Nel palinsesto 2026-2027 restano centrali Maria De Filippi e i suoi programmi, da ‘Tu sì que vales’ ad ‘Amici’, da ‘C’è posta per te’ a ‘Temptation Island’. “Se fosse per me Maria De Filippi farebbe tutto”, ha detto Berlusconi. Tra le novità figurano Michelle Hunziker con ‘Il club dell’1%’, il format spagnolo ‘El desafio’, il ritorno del ‘Grande fratello’ in versione Vip e una nuova formula per ‘L’Isola dei famosi’, affidata a Selvaggia Lucarelli. Restano invece aperte le valutazioni su ‘Striscia la Notizia’.

Altri eventi

Spazio anche agli eventi musicali, con produzioni dedicate a Eros Ramazzotti, Il Volo, Giorgio Panariello, Gigi D’Alessio e Pooh. Sul versante fiction arrivano il progetto su Carlo Acutis, la nuova stagione di ‘Viola come il mare’, la seconda di ‘A testa alta’ con Sabrina Ferilli e nuove produzioni con Vanessa Incontrada, Can Yaman, Anna Valle, Gabriel Garko e Raoul Bova. Lo sport avrà come pilastri Coppa Italia, Supercoppa italiana e Nitto ATP Finals.
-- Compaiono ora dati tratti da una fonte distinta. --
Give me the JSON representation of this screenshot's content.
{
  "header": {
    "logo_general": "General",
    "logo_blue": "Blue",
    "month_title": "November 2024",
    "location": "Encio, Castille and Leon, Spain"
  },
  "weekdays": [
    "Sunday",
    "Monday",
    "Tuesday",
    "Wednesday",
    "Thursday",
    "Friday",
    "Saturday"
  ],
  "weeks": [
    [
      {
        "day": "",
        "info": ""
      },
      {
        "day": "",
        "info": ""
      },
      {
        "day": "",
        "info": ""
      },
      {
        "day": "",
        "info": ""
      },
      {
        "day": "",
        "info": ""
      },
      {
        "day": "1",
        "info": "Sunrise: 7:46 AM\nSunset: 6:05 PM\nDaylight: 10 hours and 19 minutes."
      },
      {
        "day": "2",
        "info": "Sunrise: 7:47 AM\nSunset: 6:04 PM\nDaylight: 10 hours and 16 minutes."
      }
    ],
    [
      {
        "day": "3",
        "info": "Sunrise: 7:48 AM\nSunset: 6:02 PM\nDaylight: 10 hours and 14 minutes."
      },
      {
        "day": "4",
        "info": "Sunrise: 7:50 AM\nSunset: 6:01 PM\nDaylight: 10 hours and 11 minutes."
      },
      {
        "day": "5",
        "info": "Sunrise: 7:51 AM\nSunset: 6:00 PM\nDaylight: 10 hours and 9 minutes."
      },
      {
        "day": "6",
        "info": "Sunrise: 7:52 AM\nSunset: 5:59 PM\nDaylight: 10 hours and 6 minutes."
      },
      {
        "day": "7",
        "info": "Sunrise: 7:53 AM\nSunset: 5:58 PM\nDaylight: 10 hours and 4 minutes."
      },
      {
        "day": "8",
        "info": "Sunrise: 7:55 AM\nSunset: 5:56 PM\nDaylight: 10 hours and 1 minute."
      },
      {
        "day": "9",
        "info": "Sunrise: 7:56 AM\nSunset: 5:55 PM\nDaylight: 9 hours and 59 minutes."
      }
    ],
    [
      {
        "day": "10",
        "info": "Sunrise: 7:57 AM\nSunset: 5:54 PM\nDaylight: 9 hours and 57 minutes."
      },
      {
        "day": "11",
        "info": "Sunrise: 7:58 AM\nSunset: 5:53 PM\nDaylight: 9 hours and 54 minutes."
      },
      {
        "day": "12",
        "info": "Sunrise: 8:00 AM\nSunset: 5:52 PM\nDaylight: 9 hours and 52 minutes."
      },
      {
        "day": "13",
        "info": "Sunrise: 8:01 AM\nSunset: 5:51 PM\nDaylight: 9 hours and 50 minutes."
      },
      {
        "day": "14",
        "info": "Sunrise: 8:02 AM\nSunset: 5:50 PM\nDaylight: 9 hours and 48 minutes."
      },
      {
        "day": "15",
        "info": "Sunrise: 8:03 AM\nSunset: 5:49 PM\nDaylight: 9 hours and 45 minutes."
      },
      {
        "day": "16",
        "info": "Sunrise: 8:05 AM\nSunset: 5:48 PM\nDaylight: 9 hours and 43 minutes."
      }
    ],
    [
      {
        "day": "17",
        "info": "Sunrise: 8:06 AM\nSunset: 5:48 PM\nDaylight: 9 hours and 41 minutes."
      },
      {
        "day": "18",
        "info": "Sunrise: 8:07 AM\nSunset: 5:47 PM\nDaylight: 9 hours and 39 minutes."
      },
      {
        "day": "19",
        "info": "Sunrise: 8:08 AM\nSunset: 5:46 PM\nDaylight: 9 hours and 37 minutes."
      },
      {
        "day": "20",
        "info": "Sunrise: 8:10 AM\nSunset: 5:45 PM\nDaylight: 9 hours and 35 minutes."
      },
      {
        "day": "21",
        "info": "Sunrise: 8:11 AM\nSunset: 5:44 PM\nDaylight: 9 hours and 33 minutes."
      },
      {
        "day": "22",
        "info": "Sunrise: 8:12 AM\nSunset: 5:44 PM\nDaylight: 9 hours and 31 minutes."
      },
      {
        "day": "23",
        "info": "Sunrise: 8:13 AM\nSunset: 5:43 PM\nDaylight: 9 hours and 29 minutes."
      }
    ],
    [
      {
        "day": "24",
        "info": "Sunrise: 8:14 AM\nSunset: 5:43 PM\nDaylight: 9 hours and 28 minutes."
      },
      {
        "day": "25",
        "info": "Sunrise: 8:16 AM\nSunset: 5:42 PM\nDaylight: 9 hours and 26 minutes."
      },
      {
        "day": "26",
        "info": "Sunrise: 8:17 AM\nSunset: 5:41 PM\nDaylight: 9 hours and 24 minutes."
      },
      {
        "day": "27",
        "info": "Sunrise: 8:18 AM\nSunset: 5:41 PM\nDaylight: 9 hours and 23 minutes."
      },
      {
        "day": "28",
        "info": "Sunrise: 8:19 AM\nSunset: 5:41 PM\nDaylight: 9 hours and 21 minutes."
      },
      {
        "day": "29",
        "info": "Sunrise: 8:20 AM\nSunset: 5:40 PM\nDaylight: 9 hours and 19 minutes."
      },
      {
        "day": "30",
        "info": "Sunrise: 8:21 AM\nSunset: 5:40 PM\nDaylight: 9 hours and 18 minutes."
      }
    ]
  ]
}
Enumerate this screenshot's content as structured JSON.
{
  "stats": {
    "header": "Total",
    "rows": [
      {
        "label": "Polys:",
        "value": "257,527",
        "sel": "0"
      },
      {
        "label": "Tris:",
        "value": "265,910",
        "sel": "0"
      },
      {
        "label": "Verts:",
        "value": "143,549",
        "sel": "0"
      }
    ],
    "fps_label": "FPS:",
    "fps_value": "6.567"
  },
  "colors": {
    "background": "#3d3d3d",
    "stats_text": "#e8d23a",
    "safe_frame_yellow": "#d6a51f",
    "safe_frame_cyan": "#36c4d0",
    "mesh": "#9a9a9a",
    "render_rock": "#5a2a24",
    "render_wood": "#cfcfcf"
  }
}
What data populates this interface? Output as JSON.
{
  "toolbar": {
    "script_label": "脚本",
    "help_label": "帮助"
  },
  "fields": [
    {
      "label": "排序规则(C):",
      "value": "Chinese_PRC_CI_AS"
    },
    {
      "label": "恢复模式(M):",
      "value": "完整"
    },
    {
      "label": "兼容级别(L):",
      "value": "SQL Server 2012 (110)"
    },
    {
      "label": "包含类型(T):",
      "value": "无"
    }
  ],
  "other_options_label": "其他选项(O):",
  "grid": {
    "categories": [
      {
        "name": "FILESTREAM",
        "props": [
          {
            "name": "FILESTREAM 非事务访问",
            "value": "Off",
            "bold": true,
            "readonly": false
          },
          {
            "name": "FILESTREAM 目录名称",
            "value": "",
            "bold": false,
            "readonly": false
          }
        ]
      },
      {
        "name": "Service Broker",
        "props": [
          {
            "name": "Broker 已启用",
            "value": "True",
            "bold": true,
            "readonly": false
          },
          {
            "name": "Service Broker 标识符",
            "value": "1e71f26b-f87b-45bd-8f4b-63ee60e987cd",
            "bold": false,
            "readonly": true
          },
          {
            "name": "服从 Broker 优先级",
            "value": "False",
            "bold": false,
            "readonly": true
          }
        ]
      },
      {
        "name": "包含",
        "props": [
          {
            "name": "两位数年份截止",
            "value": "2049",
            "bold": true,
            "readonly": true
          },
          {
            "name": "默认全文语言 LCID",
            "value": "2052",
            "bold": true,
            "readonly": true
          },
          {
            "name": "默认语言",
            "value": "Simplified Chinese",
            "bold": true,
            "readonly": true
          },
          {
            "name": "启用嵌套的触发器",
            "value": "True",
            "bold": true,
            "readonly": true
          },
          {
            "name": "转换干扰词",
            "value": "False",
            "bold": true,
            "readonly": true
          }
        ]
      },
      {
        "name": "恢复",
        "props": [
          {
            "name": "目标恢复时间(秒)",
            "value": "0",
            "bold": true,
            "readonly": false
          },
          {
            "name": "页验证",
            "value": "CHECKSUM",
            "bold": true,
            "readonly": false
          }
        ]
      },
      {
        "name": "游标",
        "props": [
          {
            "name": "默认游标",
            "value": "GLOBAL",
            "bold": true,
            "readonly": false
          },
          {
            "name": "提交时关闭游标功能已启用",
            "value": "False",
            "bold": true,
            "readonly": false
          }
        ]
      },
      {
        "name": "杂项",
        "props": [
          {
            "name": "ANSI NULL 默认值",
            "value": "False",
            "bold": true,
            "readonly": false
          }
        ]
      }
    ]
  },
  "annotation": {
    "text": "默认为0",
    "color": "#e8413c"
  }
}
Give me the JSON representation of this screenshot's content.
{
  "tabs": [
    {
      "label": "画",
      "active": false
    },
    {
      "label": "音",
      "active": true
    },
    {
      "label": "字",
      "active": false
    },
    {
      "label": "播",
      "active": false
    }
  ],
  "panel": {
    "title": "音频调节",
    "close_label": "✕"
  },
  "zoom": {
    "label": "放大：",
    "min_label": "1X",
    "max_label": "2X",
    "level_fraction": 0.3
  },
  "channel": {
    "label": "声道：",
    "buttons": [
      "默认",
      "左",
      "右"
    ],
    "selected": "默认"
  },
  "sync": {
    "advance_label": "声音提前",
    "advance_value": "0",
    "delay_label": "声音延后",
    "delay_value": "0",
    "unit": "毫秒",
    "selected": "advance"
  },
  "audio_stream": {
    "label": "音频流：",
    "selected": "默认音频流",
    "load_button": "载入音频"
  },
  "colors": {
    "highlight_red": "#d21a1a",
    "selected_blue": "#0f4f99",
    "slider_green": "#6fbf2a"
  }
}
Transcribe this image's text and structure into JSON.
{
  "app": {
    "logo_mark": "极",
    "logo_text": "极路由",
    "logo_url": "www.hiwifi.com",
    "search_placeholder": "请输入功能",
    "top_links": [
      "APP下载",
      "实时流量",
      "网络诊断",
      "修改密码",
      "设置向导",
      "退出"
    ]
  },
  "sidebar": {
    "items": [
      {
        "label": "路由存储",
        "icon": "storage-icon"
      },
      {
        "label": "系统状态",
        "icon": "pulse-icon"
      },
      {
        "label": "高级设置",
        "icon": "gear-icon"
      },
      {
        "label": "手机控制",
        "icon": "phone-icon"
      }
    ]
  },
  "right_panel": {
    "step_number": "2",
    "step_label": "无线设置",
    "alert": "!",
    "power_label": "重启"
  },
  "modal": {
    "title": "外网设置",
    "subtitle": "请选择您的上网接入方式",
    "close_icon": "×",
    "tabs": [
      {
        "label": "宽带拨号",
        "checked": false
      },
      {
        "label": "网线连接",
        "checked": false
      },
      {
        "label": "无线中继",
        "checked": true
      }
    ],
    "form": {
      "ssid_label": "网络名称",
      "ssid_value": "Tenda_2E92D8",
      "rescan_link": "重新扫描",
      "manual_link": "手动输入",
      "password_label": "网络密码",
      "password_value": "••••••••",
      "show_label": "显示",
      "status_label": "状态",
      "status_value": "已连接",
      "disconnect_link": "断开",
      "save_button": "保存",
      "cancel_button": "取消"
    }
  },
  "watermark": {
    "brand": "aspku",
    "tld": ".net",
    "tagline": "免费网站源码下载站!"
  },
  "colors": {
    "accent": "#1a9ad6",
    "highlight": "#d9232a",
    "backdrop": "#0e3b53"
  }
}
Berlusconi ha accolto con favore l’arrivo del torneo di Torino: “È un primo passo, speriamo di avere altre possibilità”. Su JannikSinner ha usato parole di apprezzamento: “È un ragazzo straordinario e un grande campione”. Ha poi citato Kimi Antonelli, giovane pilota italiano di Formula 1: “Lo adoro. Sarò sempre un suo tifoso”. Nessun investimento, però, sulla Formula 1: “È troppo costosa e non fa più nemmeno abbastanza ascolto”. Stessa logica per la MotoGP, valutata ma scartata “conti alla mano”.

Berlusconi ha infine escluso rimpianti per il mancato acquisto dei diritti del Mondiale di calcio: “Per fortuna non abbiamo preso il Mondiale”. Il problema, ha osservato, non sono le partite ma gli orari. Su Sanremo, affidato dalla Rai a Stefano De Martino, ha espresso curiosità: “Lo guarderò con interesse”. Ma ha chiarito che Mediaset non costruirà le proprie scelte in base al conduttore del Festival.